Wait! We certainly did NOT have huge datasets (like current internet) for ages. Not even decades. I’ve seen a lecture by a MIT professor (which I cannot find now) where he asserted categorically, that the advances in AI are mostly because of the huge data that we now have and we didn’t before. And that was an old video.
Whichever way it's true in, it's not true in the sense that eg you can approximate any curve with a single layer neural net, and you're not actually going to be able to do it for problems CNNs or transformers work decently on.
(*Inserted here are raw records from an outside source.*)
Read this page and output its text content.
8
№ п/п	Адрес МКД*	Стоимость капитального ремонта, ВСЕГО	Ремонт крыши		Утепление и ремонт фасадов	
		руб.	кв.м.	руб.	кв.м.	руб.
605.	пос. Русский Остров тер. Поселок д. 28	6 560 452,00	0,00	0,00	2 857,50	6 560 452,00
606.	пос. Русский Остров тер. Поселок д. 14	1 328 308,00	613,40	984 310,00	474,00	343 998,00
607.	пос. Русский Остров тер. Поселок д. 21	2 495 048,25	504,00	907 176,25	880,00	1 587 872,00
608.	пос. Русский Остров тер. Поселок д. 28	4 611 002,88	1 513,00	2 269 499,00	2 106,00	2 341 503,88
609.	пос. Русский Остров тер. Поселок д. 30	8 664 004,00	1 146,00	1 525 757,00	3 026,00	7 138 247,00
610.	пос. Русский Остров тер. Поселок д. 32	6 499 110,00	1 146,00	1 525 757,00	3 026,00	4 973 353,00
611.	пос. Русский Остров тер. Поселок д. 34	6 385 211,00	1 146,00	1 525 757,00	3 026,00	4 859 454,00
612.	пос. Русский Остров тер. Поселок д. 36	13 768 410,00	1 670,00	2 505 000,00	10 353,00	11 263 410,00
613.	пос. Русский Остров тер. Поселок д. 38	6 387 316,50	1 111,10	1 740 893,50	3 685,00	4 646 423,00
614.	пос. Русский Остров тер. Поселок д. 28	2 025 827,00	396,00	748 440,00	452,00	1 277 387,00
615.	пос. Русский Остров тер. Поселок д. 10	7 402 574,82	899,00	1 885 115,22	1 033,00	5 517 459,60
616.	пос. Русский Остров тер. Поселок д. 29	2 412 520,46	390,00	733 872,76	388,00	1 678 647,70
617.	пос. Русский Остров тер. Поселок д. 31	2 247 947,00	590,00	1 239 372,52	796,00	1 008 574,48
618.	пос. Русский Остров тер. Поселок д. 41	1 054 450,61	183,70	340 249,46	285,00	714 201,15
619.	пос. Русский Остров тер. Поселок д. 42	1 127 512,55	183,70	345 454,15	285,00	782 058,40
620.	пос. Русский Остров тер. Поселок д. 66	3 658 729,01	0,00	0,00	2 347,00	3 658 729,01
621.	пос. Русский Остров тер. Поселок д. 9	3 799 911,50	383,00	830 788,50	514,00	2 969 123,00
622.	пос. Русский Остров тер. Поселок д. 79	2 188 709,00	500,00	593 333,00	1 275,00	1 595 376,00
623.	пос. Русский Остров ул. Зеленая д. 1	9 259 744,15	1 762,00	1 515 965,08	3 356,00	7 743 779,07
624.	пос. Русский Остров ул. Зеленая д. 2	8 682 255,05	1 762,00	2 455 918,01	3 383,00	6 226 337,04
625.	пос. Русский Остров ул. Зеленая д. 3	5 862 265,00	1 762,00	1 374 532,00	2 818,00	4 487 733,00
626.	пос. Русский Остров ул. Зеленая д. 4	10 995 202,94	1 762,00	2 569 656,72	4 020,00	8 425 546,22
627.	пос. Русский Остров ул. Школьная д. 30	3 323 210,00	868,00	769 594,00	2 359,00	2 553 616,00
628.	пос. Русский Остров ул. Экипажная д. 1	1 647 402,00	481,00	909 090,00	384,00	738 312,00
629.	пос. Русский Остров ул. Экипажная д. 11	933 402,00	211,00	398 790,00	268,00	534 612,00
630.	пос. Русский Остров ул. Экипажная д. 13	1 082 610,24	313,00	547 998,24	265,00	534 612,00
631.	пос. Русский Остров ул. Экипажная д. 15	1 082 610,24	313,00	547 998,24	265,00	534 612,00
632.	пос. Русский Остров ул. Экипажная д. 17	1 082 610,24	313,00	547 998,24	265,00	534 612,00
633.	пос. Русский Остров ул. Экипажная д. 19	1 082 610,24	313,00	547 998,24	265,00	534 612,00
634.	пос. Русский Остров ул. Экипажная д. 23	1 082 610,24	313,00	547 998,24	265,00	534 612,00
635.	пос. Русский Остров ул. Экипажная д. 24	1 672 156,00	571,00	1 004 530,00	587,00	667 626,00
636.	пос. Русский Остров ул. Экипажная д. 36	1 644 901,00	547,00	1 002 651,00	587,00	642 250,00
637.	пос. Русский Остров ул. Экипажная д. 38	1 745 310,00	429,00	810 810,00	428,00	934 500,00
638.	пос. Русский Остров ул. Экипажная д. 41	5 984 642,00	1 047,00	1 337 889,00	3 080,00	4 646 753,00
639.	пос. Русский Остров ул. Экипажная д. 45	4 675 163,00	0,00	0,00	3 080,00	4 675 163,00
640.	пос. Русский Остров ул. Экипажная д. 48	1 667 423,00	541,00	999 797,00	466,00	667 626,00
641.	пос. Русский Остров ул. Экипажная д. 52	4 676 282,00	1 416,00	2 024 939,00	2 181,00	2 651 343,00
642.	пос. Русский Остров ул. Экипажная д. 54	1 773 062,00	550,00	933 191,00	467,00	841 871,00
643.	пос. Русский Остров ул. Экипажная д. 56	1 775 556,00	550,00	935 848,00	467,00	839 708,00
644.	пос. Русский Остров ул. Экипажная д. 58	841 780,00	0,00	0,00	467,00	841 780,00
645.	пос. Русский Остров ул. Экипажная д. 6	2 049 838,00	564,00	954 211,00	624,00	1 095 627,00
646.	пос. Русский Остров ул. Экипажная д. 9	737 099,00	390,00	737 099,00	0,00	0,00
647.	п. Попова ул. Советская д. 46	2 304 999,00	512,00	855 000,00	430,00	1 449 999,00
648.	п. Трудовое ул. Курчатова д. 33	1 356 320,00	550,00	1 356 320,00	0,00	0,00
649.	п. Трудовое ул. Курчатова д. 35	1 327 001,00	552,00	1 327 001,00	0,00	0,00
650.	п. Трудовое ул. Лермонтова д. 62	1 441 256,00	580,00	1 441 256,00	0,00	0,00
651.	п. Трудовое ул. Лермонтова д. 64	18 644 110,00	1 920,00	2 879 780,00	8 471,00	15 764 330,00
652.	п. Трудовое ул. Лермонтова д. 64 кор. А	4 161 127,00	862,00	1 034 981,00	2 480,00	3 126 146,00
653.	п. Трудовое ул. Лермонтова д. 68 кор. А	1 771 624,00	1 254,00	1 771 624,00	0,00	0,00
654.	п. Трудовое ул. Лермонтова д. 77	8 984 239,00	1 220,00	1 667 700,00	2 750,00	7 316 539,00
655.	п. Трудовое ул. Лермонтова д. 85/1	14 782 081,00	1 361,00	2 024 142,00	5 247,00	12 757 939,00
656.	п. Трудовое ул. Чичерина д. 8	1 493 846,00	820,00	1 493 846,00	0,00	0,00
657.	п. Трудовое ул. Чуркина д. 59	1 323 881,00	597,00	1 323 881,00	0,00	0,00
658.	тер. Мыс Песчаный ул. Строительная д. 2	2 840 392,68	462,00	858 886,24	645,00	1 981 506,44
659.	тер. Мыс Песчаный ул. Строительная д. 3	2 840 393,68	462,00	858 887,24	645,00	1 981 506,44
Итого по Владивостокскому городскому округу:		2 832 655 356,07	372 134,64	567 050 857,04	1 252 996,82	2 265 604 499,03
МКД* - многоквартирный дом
And Google indexed all of the public Internet way before its researchers came up with transformers.
Another way to look at it is that like you say, it was an old video but there has been progress since though we had large datasets when it came out by its own definition
I think by far the biggest advances are related to compute power. The amount of processing needed to run training algorithms on the amounts of data needed for the latest models was just not possible even five years ago, and definitely not ten years ago.
I'm sure there are optimizations from the model shape as well, but I don't think that running the best algorithms we have today with hardware from five-ten years ago would have worked in any reasonable amount of time/money.
A 30bn param model, hell even a 7bn param model, is still incredibly useful and I feel like that could have been doable a decade ago!
We have GPT-4 (or at least 3.5) tier performance in these much smaller models now. If we teleported back in time it may have been possible to build
I think the size of the model is only one part of it. They're still training these 7bn parameter models on the whole data set, and just crunching through that takes enormous compute, that people just didn't have at the current price points until now.
I should also mention that the idea itself of using GPUs for compute and then specifically for AI training was an innovation. And the idea that simply scaling up was going to be worth the investment is another major innovation. It's not just the existence of the compute power, it's the application to NN training tasks that got us here.
Here[0] is an older OpenAI post about this very topic. They estimate that between 2012 and 2018, the compute power used for training the SotA models at those times increased roughly 300,000 times, doubling every ~3.5 months.
[0] https://openai.com/index/ai-and-compute/
Isn’t bogosort transformer and quicksort proposed modified rnn (175 times faster training for 500 seq) here?